In less than a week, I've read two newspaper stories that told tales of doctors behaving badly. The first, from Kaiser Health News, recouned how a surgeon accidentally broke a surgery tech's finger because she was so angry the tech had given her an incorrectly loaded device to use.
In another, a nurse wrote a blog post for The New York Times about an incident in which a doctor, known for his bad temper, yelled the word "Why?" in her face when she questioned his judgment about a patient.
"This was intimidation, plain and simple," the author, Theresa Brown, wrote. "But it was also an example of a doctor's abusing the legal, established hierarchy between doctors and nurses."
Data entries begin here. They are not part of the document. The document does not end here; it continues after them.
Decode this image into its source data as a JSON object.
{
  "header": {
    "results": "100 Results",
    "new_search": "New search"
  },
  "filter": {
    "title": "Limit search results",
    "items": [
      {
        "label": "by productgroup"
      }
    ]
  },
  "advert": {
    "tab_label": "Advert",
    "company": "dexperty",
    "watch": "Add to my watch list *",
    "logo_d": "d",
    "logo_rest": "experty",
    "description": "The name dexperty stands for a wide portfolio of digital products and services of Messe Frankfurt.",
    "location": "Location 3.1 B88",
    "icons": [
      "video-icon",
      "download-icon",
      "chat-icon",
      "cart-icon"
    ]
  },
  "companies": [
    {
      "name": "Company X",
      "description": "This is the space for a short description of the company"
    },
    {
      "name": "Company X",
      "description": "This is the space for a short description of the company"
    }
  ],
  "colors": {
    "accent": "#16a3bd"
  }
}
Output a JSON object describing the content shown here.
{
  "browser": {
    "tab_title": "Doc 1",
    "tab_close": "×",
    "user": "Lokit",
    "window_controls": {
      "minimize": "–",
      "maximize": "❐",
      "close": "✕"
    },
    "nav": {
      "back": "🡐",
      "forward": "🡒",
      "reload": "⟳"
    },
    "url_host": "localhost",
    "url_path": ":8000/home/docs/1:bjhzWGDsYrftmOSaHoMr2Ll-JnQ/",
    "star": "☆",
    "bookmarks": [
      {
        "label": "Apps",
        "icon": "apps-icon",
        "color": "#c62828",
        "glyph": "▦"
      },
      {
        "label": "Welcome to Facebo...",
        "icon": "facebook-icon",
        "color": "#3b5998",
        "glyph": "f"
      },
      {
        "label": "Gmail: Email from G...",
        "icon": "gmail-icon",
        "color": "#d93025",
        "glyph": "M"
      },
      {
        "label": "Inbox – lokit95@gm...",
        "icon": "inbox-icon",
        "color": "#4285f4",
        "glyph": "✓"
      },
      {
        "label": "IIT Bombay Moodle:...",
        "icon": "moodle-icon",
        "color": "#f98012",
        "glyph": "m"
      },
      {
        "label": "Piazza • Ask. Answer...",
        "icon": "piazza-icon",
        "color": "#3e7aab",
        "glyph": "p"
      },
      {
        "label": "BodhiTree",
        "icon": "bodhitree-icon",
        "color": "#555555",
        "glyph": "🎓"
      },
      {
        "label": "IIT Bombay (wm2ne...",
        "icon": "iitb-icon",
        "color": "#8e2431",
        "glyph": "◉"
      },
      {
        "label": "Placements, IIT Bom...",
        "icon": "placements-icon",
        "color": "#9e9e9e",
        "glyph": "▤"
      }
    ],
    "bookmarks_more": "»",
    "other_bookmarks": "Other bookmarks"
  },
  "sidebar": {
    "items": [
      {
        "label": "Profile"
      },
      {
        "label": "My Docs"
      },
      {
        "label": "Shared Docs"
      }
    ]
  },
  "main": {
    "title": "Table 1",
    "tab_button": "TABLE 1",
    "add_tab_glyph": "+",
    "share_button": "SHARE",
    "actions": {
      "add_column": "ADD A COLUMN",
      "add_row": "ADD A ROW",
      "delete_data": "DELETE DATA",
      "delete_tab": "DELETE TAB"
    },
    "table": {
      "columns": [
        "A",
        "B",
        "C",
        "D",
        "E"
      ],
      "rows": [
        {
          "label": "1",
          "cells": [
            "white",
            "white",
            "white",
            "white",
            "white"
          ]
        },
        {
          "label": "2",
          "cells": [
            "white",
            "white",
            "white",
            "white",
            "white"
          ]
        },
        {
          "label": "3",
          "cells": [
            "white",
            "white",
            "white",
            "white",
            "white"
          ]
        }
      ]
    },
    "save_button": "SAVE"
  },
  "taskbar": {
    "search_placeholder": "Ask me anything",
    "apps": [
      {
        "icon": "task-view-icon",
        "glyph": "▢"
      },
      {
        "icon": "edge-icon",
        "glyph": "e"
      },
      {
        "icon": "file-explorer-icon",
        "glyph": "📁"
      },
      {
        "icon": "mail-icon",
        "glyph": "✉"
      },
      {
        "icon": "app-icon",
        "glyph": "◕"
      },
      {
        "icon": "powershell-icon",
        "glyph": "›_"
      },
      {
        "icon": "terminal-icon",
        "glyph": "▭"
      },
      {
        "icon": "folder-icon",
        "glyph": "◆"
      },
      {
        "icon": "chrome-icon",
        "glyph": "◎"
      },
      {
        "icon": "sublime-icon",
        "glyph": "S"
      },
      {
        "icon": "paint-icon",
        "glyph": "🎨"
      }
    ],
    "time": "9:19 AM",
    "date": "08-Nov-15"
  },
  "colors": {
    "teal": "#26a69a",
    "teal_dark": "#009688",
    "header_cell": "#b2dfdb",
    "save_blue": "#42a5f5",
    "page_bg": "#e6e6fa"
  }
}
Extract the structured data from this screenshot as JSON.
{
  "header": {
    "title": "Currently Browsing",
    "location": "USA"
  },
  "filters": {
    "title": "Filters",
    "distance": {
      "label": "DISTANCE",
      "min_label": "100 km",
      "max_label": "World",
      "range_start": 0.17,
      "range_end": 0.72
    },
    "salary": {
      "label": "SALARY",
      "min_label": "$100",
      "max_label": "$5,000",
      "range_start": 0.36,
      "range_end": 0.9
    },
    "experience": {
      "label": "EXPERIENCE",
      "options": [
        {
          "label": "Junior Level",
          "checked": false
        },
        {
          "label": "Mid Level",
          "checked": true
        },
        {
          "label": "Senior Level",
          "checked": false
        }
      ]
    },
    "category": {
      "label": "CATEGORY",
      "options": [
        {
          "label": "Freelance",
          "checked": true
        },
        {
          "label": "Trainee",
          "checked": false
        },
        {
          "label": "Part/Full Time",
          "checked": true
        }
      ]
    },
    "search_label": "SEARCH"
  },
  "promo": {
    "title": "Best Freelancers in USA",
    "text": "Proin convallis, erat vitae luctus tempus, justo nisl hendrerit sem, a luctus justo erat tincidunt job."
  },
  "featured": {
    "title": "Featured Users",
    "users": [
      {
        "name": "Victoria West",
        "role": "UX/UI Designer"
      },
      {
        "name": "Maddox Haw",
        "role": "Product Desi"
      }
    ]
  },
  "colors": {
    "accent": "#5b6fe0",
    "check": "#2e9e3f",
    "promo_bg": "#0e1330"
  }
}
The fact that doctors sometimes don't take nurses seriously, and that doctors sometimes rebuke nurses for questioning their judgment, isn't news. Both of these stories are among the many that describe doctors yelling at nurses who second-guess them, doctors berating nurses for paging them in the middle of the night, and doctors causing (or nearly causing) patient harm or even death because they didn't bother listening to their nurse colleagues.
In reading the post, titled "Healing the Hospital Hierarchy," I found myself thinking, not only about the terrible position these nurses find themselves in when physicians refuse to listen, but also about the word "hierarchy" itself. Is a hierarchal mentality among physicians and nurses really the best way to care for patients?